A patterned shirt is an ideal way to brightening up the sombre navy suit. This shirt’s multi pops of colour make it easy for the wearer to choose a variety of ties and create different looks.
For the easiest and classic option go for a plain navy tie. Or take one tiny step out of your conservative comfort zone and choose a navy tie with a tiny splash of colour such as the Thomas Pink Quiller Palm Woven Tie (above left), was £70, now £39 from House of Fraser.
Boldly go for a block colour tie to highlight one of the minor hues in your shirt pattern, such as the Kenneth Cole Link Star Geo Silk Tie in pink (middle), was £25, now £15 from House of Fraser or Small Disco Dot Woven Silk Tie (right), was £25, now £12.50 from John Lewis.
Be daring and team your patterned shirt with a patterned tie. But take heed of a few sartorial rules:
• Mix it up! Do not wear a shirt and tie in the same pattern.
• Size matters! Patterns worn together need to vary in size i.e. wear a small pattern with a larger pattern.
• Colour Swatch. Take a colour in your shirt and choose a tie which has some of that colour in its pattern. The rest of colours do have to be either complementary or contrasting.
Simon Carter Liberty Birds of Paradise shirt looks crisp due to the white background. Price was £130, now £75 from House of Fraser.
The busy pattern of the shirt allows the wearer to choose a variety of colours for the tie:
• Plain ties in electric blue and olive such as this Kin by John Lewis Ebba Slim Woven Silk Tie (left), was £19.50, now £9.75.
• Geometric grid prints in khaki or burgundy. Try this Grid Print Silk Tie (middle), was £39 now £19.50 from John Lewis.
• Contrasting floral pattern in teal or burgundy: JL Large Flower Print Woven Silk Tie in navy/teal (right), was £25 now £12.50 from John Lewis.
THE POCKET SQUARE – A SARTORIAL TOUCH
Add flair to your outfit with a dashing pocket square – pictured: Simon Carter pocket squares available from House of Fraser. Prices from £25 (now £12.50 in sale).
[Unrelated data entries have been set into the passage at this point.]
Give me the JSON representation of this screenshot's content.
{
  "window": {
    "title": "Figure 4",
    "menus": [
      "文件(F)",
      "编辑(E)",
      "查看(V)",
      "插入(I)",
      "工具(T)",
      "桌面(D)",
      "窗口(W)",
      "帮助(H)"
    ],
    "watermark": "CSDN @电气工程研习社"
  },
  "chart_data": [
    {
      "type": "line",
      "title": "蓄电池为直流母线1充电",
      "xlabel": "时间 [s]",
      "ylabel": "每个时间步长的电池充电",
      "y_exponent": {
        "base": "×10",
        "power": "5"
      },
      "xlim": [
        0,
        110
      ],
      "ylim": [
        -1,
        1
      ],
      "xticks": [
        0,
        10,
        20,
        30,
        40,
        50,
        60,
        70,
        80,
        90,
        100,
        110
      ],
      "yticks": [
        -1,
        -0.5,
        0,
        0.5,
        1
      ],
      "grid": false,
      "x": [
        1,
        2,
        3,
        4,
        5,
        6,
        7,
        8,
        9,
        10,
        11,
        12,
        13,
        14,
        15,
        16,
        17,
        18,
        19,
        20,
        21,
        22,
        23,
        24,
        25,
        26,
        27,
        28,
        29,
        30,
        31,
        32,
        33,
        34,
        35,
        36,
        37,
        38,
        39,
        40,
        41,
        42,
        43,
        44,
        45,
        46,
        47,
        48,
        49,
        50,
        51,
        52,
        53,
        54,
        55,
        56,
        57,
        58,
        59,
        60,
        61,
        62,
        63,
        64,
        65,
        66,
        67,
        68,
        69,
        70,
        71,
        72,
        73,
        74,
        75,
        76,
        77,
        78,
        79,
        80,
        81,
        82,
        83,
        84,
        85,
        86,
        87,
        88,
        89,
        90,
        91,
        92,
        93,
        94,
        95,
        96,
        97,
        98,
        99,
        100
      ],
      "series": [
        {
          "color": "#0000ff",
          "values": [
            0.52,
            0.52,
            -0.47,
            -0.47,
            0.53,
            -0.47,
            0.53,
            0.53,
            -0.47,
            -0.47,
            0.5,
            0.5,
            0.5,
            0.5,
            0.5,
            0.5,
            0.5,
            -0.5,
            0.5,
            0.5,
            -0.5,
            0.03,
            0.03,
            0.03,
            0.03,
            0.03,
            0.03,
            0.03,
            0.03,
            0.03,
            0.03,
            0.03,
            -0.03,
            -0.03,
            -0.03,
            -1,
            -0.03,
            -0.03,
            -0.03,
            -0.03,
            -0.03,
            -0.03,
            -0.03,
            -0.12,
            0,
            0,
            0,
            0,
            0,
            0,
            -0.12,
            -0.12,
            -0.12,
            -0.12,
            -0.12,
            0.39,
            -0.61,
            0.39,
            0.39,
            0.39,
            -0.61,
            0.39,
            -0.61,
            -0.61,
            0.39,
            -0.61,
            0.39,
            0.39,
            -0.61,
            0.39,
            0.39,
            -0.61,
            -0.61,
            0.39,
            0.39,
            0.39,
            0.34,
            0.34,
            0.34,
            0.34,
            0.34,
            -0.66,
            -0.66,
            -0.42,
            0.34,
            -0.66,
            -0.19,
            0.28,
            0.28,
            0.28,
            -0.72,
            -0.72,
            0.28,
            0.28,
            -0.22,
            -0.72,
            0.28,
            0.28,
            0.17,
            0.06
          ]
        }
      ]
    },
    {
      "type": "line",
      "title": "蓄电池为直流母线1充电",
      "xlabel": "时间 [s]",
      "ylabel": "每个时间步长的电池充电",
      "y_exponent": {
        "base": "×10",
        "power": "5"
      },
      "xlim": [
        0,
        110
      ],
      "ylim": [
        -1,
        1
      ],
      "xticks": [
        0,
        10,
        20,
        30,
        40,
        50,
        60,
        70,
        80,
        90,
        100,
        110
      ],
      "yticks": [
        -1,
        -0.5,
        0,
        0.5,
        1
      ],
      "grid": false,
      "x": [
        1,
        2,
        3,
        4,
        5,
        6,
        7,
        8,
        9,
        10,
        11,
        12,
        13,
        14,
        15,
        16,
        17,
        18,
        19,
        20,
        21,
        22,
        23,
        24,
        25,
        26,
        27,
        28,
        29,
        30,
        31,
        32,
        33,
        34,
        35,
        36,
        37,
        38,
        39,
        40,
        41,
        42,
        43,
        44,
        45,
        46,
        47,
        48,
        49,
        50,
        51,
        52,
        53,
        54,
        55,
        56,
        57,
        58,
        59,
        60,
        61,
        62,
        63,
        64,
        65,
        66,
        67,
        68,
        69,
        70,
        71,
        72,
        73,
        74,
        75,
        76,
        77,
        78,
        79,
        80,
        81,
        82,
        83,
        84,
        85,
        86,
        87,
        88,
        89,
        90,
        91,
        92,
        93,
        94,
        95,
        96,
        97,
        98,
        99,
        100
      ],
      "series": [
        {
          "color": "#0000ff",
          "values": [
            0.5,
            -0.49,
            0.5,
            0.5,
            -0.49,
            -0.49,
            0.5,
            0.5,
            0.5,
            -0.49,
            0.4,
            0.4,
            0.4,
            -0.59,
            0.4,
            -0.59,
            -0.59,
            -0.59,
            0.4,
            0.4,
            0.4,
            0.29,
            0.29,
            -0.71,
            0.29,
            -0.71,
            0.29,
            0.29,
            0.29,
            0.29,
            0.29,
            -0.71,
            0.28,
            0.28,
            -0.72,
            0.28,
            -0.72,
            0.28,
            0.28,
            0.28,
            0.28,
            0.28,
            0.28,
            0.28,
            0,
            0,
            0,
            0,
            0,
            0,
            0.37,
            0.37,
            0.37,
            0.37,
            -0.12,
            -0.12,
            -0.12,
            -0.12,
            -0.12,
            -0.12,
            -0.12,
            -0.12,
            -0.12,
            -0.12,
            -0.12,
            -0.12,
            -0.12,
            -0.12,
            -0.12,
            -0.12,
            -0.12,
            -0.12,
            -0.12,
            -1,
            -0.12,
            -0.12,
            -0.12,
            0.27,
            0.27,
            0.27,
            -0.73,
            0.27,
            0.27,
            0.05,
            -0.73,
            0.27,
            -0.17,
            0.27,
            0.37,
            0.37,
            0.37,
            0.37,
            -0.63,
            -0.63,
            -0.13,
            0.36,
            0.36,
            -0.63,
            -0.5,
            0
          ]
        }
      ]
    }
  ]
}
Golden rule – the pocket square should complement your outfit but never match exactly, it is there to give the final dapper touch.
Block colours – never wear a tie and pocket square in the same block colour, save that for the ushers at a wedding. Do ensure the colours complement each other. When wearing a block colour pocket square with a patterned tie, don’t always choose the main colour of the tie. Choosing the least dominant colour will actually bring a sharper look.
Patterns – the pattern of the tie, shirt and pocket square should never be the same. Mix them up. Use the pocket square’s pattern to introduce a bold contrasting colour – this will make your navy or grey suit pop.